第42回国語研究集団合同研究会に参加して
西 村 嘉 人
 厳しい暑さが始まったばかりの7月26日(土)。大津市「瀬田の唐橋」近くの「アーブしが」にて、第42回「国語研究集団合同研究会」が開催された。
 テーマは「子どものコミュニケーション能力を高める国語学習の創造」である。

「提案と協議1」は、本川達雄先生(竹の会)。「聴き合い、話し合いを通して、自分の読みを深める授業をめざして」を追究テーマに、「ひとり読み」と「聴き合い学習」を軸にした「一読の力をつける」ことをめざした説明文指導に実践報告された。授業記録は課題「始めの問いはどの段落まで読めば解決するか」について「ひとり読み→グループの共同学習」に続く全体での共同学習の場面であった。詳細な授業記録を読み取ると、子どもたちが意欲的に自分の考えを述べている様子や友だちの発言から自分の考えを見直そうとする様子がよく伝わってきた。ただ、子どもの発言が「5段落で…」「9段落で…」と、「どの段落まで」にこだわった発言が多く、「この説明文をわたしはこのように読んだので、○段落までで解決する」のような内容の読み取りに絡めた発言が少ないことに課題を感じた。

「提案と協議2」では、南波さくら先生(東風の会)が「自分の思いを適切に表現する力を育むことをめざして」をテーマに、単元「歌人になろう」の実践報告をされた。「みつける―みとおす―もとめる―ひろげる」の指導過程を構想し、二例の短歌から表現の特徴を導き出し、その特徴を生かして創作活動へ学習を展開している。子どもたちが北海道での宿泊体験を詠んだ短歌はどれもよくできていた。提案を聞きながら、二例の短歌の読み取りだけでこれだけの創作活動が生まれたとは信じがたいところがあった。もう少し詳細な授業記録があれば…と残念に感じた。

「提案と協議3」は、藤井隆一先生(さざなみ国語教室)。「どの子も力のつく国語の授業をめざして」のテーマで、2年生の物語文「お手紙」の指導を提案された。毎時の詳細な授業記録や学習ノートの記録を提案資料として用意されたので、授業の様子がたいへんよく分かった。授業記録を残す意義を改めて感じたところである。しかし、「お手紙」という素敵なお話を子どもたちが楽しんで先生と教室で読んでいる様子は伝わってこなかった。「子どもはすごい!」と、もっと誉めてやることが、どの子にも力をつける近道ではないかと感じた。

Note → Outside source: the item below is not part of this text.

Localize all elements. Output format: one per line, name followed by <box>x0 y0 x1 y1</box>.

 研究会の最後は吉永先生の講演。演題は「国語力は人間力〜K小学校教育の根っこ」。8項目の「根っこ」を教えていただいた。
 根っこ2「学校の基本に関わることを教える」。至極当たり前のことなのだが、「学校ですることは勉強である」という言葉が耳に残っている。この「勉強すること」の真意をわたしは理解し、子どもたちを真摯に導いているか、と自分に問い返してみる。吉永先生は、よく「学校は楽しいところではない」「勉強は楽しいものではない」と言われる。わたしは子どもに、そして同僚教師に「学校は楽しいところ」「勉強は楽しいもの」と誤解させていないだろうか。「学校が楽しいところになる」可能性はある。「勉強も楽しくなる」可能性はある。それは、「できる」「分かる」が積み上がってこそ実感できるものである。始めから「楽しい」と勘違いさせるととんでもないことになる。そんなことを思いながら話を聞いていた。
 根っこ7「困ったと思えることが新しい知恵を生む」、根っこ8「学校生活を国語力育成の場にするとわくわくする教育事実が見えてくる」。まだこのことは自分のなかで実感をもって、噛み砕けない言葉である。自分なりに納得できる事実が見えるようになるまで、あとどれぐらいかかるのだろうと焦ってしまった。

久しぶりに参加できた国語の研究会。心地よい疲れのなか、国語の授業への欲求が高まった熱い一日となった。